To investigate whether blocking IL-17 can prevent HPH, a neutralising monoclonal antibody against mouse IL-17 was intraperitoneally administered to HPH mice. Compared with control treatment, the blockade of IL-17 significantly reduced the hypoxia-induced increase in RVSP (figure 7B) and <100 µm intrapulmonary arteriole remodelling (figure 7C), although there were no obvious changes in the body weight, RVHI and RV/body weight ratio (figure 7A,D).

Figure 7

Neutralisation of IL-17 by monoclonal antibody is protective against HPH. (A) Weight gain of mice exposed to normoxia and hypoxia with or without monoclonal antibody against mouse IL-17 (IL-17 mAb) (n=8 mice for each group). *P=0.0142, ***p=0.0004 compared with their own basic weight. The results are shown as mean±SD, analysed by Student’s t-test. (B) RVSP of mice exposed to normoxia (N4W+control mAb) and hypoxia with (H4W+IL-17 mAb) or without IL-17 (H4W+control mAb) for 4 weeks. *P=0.0387, ***p<0.0001. (C) Comparison of pulmonary vascular remodelling among groups of N4W+control mAb, H4W+control mAb and H4W+IL-17 mAb. (a–c) H&E staining of pulmonary arterioles. The arrows show pulmonary arterioles. Scale bars: 50 µm. (d) % MT of pulmonary arterioles of mice grouped by external diameter. *P=0.0109, ***p<0.0001 (vs N4W+control mAb). #P=0.0309, ### p<0.0001 (vs H4W+control mAb). (D) Right ventricular hypertrophy of the above three groups. Right ventricles of six mice for each group were separated successfully. (a) RVHI of mice. ***P=0.0001, ##p<0.0013. (b) RV/body weight ratio of mice. ***P=0.0008, #p=0.0133. The results are shown as mean±SD, analysed by one-way ANOVA. % MT, per cent media thickness; IL-17, interleukin 17; HPH, hypoxic pulmonary hypertension; RV, right ventricule; RVHI, right ventricular hypertrophy index; RVSP, right ventricular systolic pressure.

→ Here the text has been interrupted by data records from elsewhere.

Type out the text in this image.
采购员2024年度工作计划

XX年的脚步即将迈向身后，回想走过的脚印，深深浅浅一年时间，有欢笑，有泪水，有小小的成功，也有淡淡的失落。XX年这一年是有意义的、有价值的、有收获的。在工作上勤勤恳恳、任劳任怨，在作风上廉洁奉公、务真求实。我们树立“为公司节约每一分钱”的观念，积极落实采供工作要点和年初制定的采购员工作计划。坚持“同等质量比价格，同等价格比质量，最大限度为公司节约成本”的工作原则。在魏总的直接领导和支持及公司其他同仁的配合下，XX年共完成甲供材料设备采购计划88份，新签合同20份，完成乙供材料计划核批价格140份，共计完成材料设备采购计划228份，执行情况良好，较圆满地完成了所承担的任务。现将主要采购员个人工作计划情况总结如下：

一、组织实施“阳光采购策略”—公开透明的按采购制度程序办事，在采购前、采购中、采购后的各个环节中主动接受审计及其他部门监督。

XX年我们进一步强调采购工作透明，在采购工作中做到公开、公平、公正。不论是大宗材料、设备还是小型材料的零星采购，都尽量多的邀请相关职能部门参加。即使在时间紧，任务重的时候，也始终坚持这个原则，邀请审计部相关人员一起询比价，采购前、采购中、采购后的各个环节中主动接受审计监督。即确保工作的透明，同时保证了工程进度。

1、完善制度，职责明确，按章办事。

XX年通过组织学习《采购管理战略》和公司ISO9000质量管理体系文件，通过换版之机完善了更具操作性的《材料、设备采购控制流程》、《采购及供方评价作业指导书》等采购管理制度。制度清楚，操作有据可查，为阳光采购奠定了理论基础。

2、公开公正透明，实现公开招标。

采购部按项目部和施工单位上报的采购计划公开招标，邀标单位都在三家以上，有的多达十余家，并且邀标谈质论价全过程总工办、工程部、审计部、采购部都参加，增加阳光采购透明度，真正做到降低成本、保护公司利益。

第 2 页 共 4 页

IL-17 aggravated HPH by upregulating β-catenin

The above results showed that the increased expression of IL-17 played a role in pulmonary vascular remodelling both in vitro and in vivo, so we then explored the potential mechanism. Several studies have shown that IL-17 signalling pathways could increase the activity of Wnt mediators,15–17 and our previous studies showed that β-catenin is an HPH-related gene.18 19 In the present study, we found that the knockdown of the IL-17 gene downregulated the expression of β-catenin (figure 8A), which is consistent with a report by Hyun and colleagues.20 We then examined the role of β-catenin in mediating IL-17-aggravated hypoxia-induced pulmonary vascular remodelling. As expected, β-catenin expression was upregulated in the murine model of HPH (figure 8B) and was further enhanced in the presence of exogenous rmIL-17 (figure 8B). Correspondingly, the administration of a neutralising antibody against mouse IL-17 completely reversed the hypoxia-induced expression of β-catenin (figure 8C), suggesting the possibility that IL-17 promotes HPH by upregulating the expression of β-catenin. In vitro, rhIL-17 also upregulated the expression of β-catenin in PAECs in a time-dependent manner (figure 8Da) and upregulated Wnt3a and CyclinD1 expression, suggesting that the Wnt3a/β-catenin/CyclinD1 pathway was activated (figure 8Db).

Figure 8

IL-17 regulates the expression of β-catenin. (A) Western blot analysis of β-catenin in lung tissues of WT and IL-17−/− mice. **P=0.0079. The results are shown as mean±SD, analysed by Student’s t-test. (B) Western blot analysis of β-catenin in mice exposed to normoxia and hypoxia with or without rmIL-17. *P=0.0227, **p=0.0014, ***p<0.0001. The results are shown as mean ±SD, analysed by one-way ANOVA. (C) Western blot analysis of β-catenin in mice exposed to normoxia and hypoxia with or without IL-17 mAb. N4W versus H4W: ***p=0.001; H4W versus H4W+IL17 mAb: ***p=0.0002. The results are shown as mean±SD, analysed by one-way ANOVA. (D) The expression of Wnt3a/β-catenin/CyclinD1 pathway in HPAECs induced by rhIL-17. (a) Western blot analysis of β-catenin in HPAECs treated by IL-17 (10 ng/mL) for 0 hour, 30 min, 1 hour and 2 hours respectively. *P=0.0451. The results are shown as median (IQR), p exact values were obtained following Kruskal-Wallis test. (b) Western blot analysis of Wnt3a/β-catenin/CyclinD1 in HPAECs treated by IL-17 for 2 hours. *P=0.0259, **p=0.0060, ##p=0.0091. The results are shown as mean±SD, analysed by Student’s t-test. ANOVA, analysis of variance; IL-17, interleukin 17; H4W, hypoxia for 4 weeks; HPAECs, human pulmonary arterial endothelial cells; mAb, monoclonal antibody; N4W, normoxia for 4 weeks; rhIL-17, recombinant human IL-17; rmIL-17, recombinant mouse IL-17; WT, wild type.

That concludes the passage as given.